Les questions en litige

[9]      La question essentielle qui a été soulevée est de savoir si la décision de la formation, fondée sur des invraisemblances dans le témoignage du requérant peut être décrite comme déraisonnable et justifiant l'intervention de la Cour. Une question préliminaire subsidiaire est de savoir si le témoignage incontesté et fait sous serment par le requérant, appuyé par des éléments de preuve documentaires d'ordre général sur les circonstances qui prévalent dans son pays d'origine, ce qui n'a pas été remis en question par l'agent chargé de la revendication à l'audience, peut néanmoins être jugé invraisemblable par la formation et insuffisant pour étayer la revendication du statut de réfugié au sens de la Convention.


Analyse

[10]      Quand un requérant jure que certaines allégations sont vraies, cela crée une présomption qu'elles le sont, à moins qu'il n'existe des raisons d'en douter (Maldonado c. Ministre de l'Emploi et de l'Immigration, [1980] 2 C.F. 302 (C.A.F.), le juge Heald à la p. 305). Lorsque la formation est d'avis que le témoignage est invraisemblable, il est possible de remettre en question la sincérité d'un témoignage fait sous serment. Dans l'arrêt Aguebor c.
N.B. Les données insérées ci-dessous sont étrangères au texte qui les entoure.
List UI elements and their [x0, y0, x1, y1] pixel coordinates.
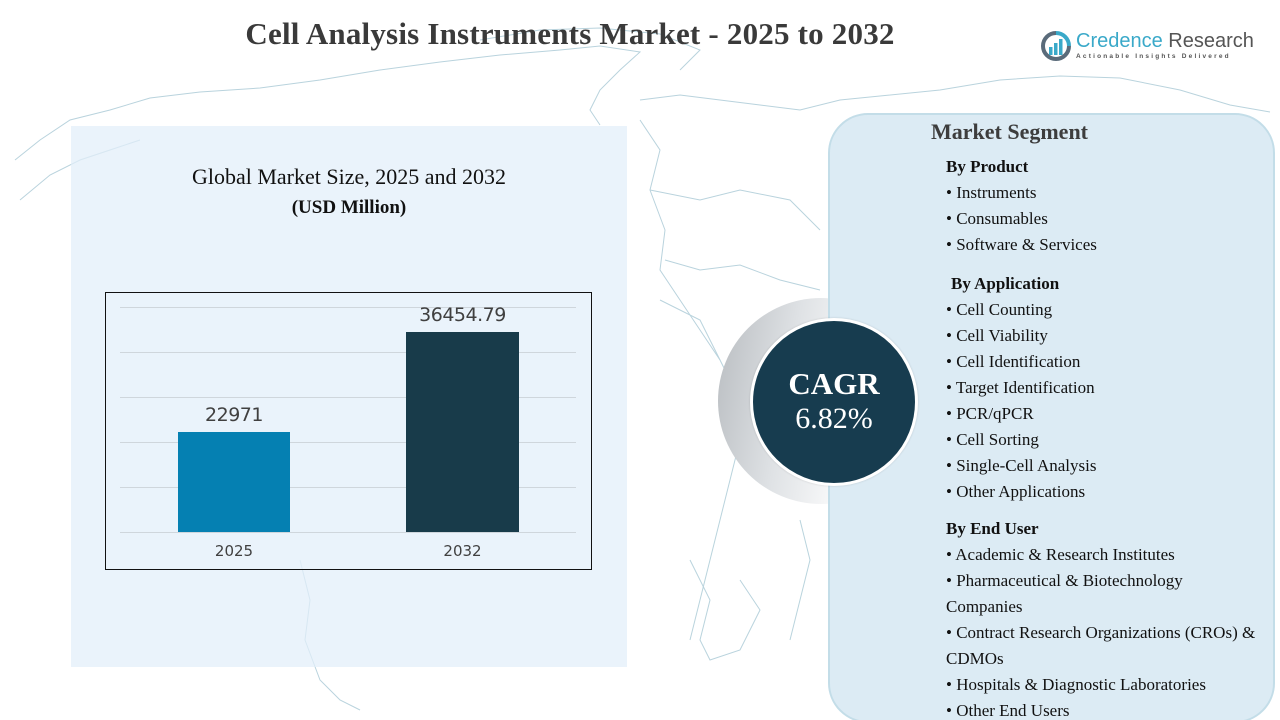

Ministre de l'Emploi et de l'Immigration (1993), 160 N.R. 315 aux pp. 316 et 317, Monsieur le juge Décary écrit :

         Il ne fait pas de doute que le tribunal spécialisé qu'est la section du statut de réfugié a pleine compétence pour apprécier la plausibilité d'un témoignage. Qui, en effet, mieux que lui, est en mesure de jauger la crédibilité d'un récit et de tirer les inférences qui s'imposent? Dans la mesure où les inférences que le tribunal tire ne sont pas déraisonnables au point d'attirer notre intervention, ces conclusions sont à l'abri du contrôle judiciaire...         

À mon avis, la question préliminaire qui a été soulevée a été tranchée par la jurisprudence. J'examine la question essentielle, de savoir si les conclusions de la formation sont déraisonnables compte tenu des éléments de preuve qui lui ont été présentés.

[11]      Il est bien établi en droit que les conclusions à l'égard de la crédibilité ne permettent pas l'intervention de la Cour en matière de contrôle judiciaire à moins qu'il n'ait été jugé que la conclusion du tribunal est fondée sur une erreur de droit ou ne peut être étayée par des éléments de preuve. Lorsque les conclusions sont fondées sur des invraisemblances, et non simplement sur des incohérences internes dans les éléments de preuve présentés, bien que la Cour puisse se prononcer sur les invraisemblances contenues dans les éléments de preuve elle n'interviendra que si elle juge que les invraisemblances sont déraisonnables dans les circonstances de l'affaire.

[12]      La formation a conclu qu'il était vraisemblable que les sunnites puissent avoir humilié le requérant comme il l'a décrit dans l'incident survenu en août 1995 mais [TRADUCTION] " il est manifestement invraisemblable que les sunnites auraient agi de cette manière pour obtenir la conversion du requérant ". Bien que je partage l'opinion de l'avocat du requérant selon laquelle la description du témoignage comme " manifestement invraisemblable " est peut-être exagérée et inutile, la conclusion selon laquelle les éléments de preuve sont invraisemblables est expliquée par la décision qui renvoie à un certain nombre de facteurs, dont l'absence d'explication à l'égard de l'objectif des sunnites qui a été décrit à cette occasion. Il n'a pas été établi que leur action a été provoqué par le requérant; il n'était pas une personne en vue dans la communauté ahmadie, du moins il n'occupait aucune position officielle de direction dans cette communauté, et il ne savait pas que les chefs religieux de cette communauté avaient été traités comme il l'était. Le tribunal était d'avis qu'il était invraisemblable dans ces circonstances qu'il soit visé par une attaque simplement pour le convertir et qu'il soit par la suite poursuivi à 45 milles de cet endroit et qu'une personne importante ne faisant pas partie des Ahmadis soit tuée pour lui avoir porté assistance.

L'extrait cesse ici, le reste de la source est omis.